Sunday, July 26, 2009

Pedestrian Safety Editorial in the Press of Atlantic City

Pedestrian safety / Dangerous confusion

People die in wars. They die of illness and old age. They die violently and all too routinely in the nation's drug-plagued big cities.

But 21-year-old college students aren't supposed to die on late summer afternoons in Ocean City while walking across a street on their way to a waitress job on the Boardwalk.

That's what happened to Casey Feldman, a Fordham University student from southeastern Pennsylvania who was struck by a van and killed July 17 at Central Avenue and 14th Street - a four-way intersection with stop signs at each corner.

Feldman's tragic death is now one more sad statistic in a troubling trend - 86 pedestrians were struck and killed in New Jersey in the first half of 2009, an increase of 30 percent.

Police say Anthony Lomonaco, 58, of Middle Township, came to a full stop at the intersection but didn't see Feldman in the far crosswalk. He was charged with careless driving and failing to yield to a pedestrian.

Traffic experts aren't sure why pedestrian deaths are up. We don't know why either. But we do know this: New Jersey's law requiring cars to yield to pedestrians in crosswalks - and the sharply increased enforcement of that law in some towns, but not others, in recent years - has created a tremendous amount of dangerous confusion. And maybe that has something to do with the increase in pedestrian deaths. No one - driver or pedestrian - is completely sure anymore what the other is going to do.

The law says motorists must yield to any pedestrian who is "within" a crosswalk, marked or unmarked (unless the intersection is controlled by a traffic signal). But pedestrians can't count on motorists in all lanes knowing the law; one might stop, but will the others? Motorists who do stop can't count on the driver behind them stopping; do the right thing, and you can end up getting rear-ended.

And all the painted crosswalks and signs telling pedestrians they have the right of way are giving them a false sense of security.

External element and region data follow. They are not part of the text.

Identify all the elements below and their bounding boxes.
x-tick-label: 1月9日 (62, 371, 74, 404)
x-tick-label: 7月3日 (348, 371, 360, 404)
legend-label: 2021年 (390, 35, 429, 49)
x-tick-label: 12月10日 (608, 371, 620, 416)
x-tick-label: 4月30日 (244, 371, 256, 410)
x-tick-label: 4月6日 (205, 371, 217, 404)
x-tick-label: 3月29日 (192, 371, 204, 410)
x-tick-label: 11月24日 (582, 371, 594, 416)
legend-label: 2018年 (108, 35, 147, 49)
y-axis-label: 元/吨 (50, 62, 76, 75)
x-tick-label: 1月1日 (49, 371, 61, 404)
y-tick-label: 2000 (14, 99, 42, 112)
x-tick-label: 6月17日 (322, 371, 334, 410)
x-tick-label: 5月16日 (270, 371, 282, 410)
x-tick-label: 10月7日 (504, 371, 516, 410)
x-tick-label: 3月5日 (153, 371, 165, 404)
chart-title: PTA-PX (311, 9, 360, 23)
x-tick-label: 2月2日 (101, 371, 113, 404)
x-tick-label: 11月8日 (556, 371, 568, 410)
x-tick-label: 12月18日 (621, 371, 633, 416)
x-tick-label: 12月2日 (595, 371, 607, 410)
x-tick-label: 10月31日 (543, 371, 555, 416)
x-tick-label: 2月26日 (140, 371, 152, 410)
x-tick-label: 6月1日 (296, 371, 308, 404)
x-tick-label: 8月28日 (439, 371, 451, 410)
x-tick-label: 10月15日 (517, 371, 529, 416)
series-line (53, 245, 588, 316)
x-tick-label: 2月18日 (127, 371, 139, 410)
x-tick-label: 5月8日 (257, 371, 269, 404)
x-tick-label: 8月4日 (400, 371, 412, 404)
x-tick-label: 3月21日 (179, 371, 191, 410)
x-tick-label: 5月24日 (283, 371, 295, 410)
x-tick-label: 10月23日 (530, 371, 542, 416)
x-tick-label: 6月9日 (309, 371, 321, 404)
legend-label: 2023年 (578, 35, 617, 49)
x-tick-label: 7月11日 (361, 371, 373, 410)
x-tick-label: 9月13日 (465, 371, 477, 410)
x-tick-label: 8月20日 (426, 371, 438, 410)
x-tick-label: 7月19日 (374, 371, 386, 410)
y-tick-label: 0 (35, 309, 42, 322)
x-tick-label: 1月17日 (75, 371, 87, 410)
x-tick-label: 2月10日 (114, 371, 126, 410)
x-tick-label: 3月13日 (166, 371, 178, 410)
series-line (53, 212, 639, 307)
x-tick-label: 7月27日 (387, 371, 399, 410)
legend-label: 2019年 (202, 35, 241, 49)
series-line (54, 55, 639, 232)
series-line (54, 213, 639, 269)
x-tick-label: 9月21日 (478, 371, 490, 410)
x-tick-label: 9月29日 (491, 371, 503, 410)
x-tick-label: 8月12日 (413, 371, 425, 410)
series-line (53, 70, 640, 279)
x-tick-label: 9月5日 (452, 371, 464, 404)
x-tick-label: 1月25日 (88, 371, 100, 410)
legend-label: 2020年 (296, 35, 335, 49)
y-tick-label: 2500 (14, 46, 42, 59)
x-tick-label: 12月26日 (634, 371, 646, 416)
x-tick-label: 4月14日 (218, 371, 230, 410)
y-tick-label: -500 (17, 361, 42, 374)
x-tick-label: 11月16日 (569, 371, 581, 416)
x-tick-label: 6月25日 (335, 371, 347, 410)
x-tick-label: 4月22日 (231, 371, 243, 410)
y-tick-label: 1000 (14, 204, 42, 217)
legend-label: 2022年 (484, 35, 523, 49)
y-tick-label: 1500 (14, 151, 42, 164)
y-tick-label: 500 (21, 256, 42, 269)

Furthering the confusion is that some towns enforce the law more stringently than others, and some towns enforce the law more stringently in some parts of their municipalities than in others. The whole situation is absurd - and dangerous. Traffic safety is about predictability, about knowing what the other guy is going to do. But this has turned intersections into free-for-alls.
We understand that pedestrians have as much right to the road as vehicles. And motorists are the ones inside a ton or two of steel capable of killing a person. The cars should yield. But pedestrians need to remember that they might not.

The law says pedestrians still have an obligation to exercise due care for safety. In the wake of Feldman's death, Ocean City Police Lt. Steven Ang sensibly urged pedestrians to make eye contact with drivers. The real answer, however, is for state lawmakers and traffic-safety officials to rethink the issues of pedestrian safety and pedestrian rights in New Jersey.

Posted in Editorials on Sunday, July 26, 2009 3:10 am Updated: 2:42 pm.

4 comments:

David Levinger (Santa Rosa, CA) said...

This is a devastating tragedy. Pedestrians should never be blamed for their own death, and it disturbs me to see the due care provision referenced with respect to this crash.

Our traffic safety professionals need to stop making excuses for the drivers in these incidents, but they also need to not isolate this crash from the general disregard that many drivers exhibit on a daily basis.

John said...

Never?

Andrew J. Besold said...

I love the "windshield perspective" comments on the editorial page.